Ementa: Constitucional. Previdenciário. Ação Direta de Inconstitucionalidade. Art. 93-A da Lei n. 6.646, de 31 de outubro de 2007, na redação dada pelo art. 1º, “e”, da Lei n. 6.915, de 23 de dezembro de 2008, ambas do Município de Araraquara. Direito à complementação da aposentadoria e da pensão aos Servidores públicos municipais integrantes do Poder Legislativo Municipal. Ausência de fonte de custeio. Violação aos princípios do interesse público e da razoabilidade. 1. Incompatível com o art. 218 da Constituição Estadual, que determina a observância dos princípios da seguridade social previstos nos arts. 194 e 195 da Constituição Federal [dentre eles, os de que a seguridade social deve ser custeada por contribuições dos trabalhadores e de que nenhum benefício ou serviço da seguridade social poderá ser criado, majorado ou estendido sem a correspondente fonte de custeio total (art. 195, II, § 5º)], a manutenção, no art. 93-A da Lei n. 6.646/2007 (na redação dada pelo art. 1º, “e”, da Lei n. 6.915/2008), dos direitos à complementação de proventos de aposentadoria e de pensão previstos em leis anteriores (à Constituição Federal de 1988 e à Emenda Constitucional n. 20/98) desde que admitidos até a promulgação da lei. 2. Inexistência de interesse público e de razoabilidade, violadora dos arts. 111 e 128 da Constituição Estadual, na complementação de proventos de aposentadoria e de pensões de servidores públicos sujeitos ao regime geral de previdência social, medida que lhes outorga integralidade remuneratória recusada na inatividade.

 

 

 

                   O Procurador-Geral de Justiça do Estado de São Paulo, no exercício da atribuição prevista no art. 116, VI, da Lei Complementar Estadual n. 734, de 26 de novembro de 1993 (Lei Orgânica do Ministério Público do Estado de São Paulo), em conformidade com o disposto no art. 125, § 2º, e no art. 129, IV, da Constituição Federal, e, ainda, nos arts. 74, VI, e 90, III, da Constituição do Estado de São Paulo, com amparo nas informações colhidas no incluso protocolado, vem, respeitosamente, perante esse Egrégio Tribunal de Justiça, promover a presente AÇÃO DIRETA DE INCONSTITUCIONALIDADE em face do art. 93-A da Lei n. 6.646, de 31 de outubro de 2007, na redação dada pelo art. 1º, “e”, da Lei n. 6.915, de 23 de dezembro de 2008, ambas do Município de Araraquara, pelos fundamentos a seguir expostos:

 

I – O Ato Normativo Impugnado

                   Em 31 de outubro de 2007 foi editada a Lei n. 6.646 (fls. 07/68), no Município de Araraquara, que “Dispõe sobre a Organização, altera o Quadro Especial dos Servidores e institui o Plano de Cargos e Salários do Legislativo do Município de Araraquara-SP e dá outras providências”.

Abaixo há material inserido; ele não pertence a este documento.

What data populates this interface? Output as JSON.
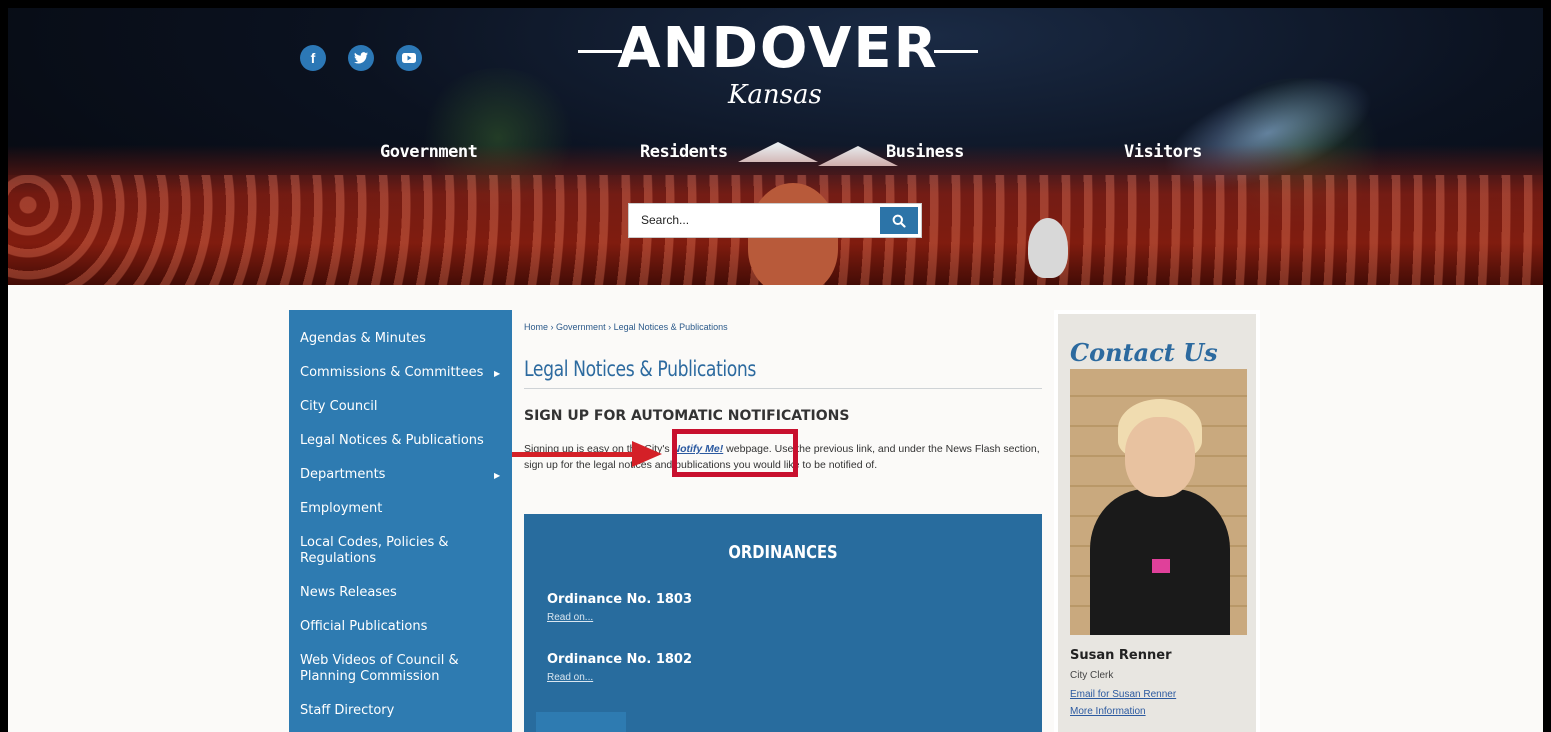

                   Ocorre que a Lei n. 6.915, de 23 de dezembro de 2008 (fls. 69/79), também de Araraquara, acrescentou o art. 93-A à Lei n. 6.646/2007, que apresenta a seguinte redação:

“e) Fica acrescentado o Art. 93-A, com a seguinte redação:

Art. 93 A -  Fica assegurado a todos os servidores do legislativo municipal, admitidos até a data de promulgação desta Lei, o direito à complementação de aposentadoria e pensão previsto na Lei Municipal nº 3.303, de 7 de agosto de 1.986, Lei Municipal nº 3.726, de 22 de junho de 1.990 e Lei Municipal nº 3.772, de 1º de outubro de 1.990, extinguindo-se o direito aos admitidos após a promulgação desta Lei.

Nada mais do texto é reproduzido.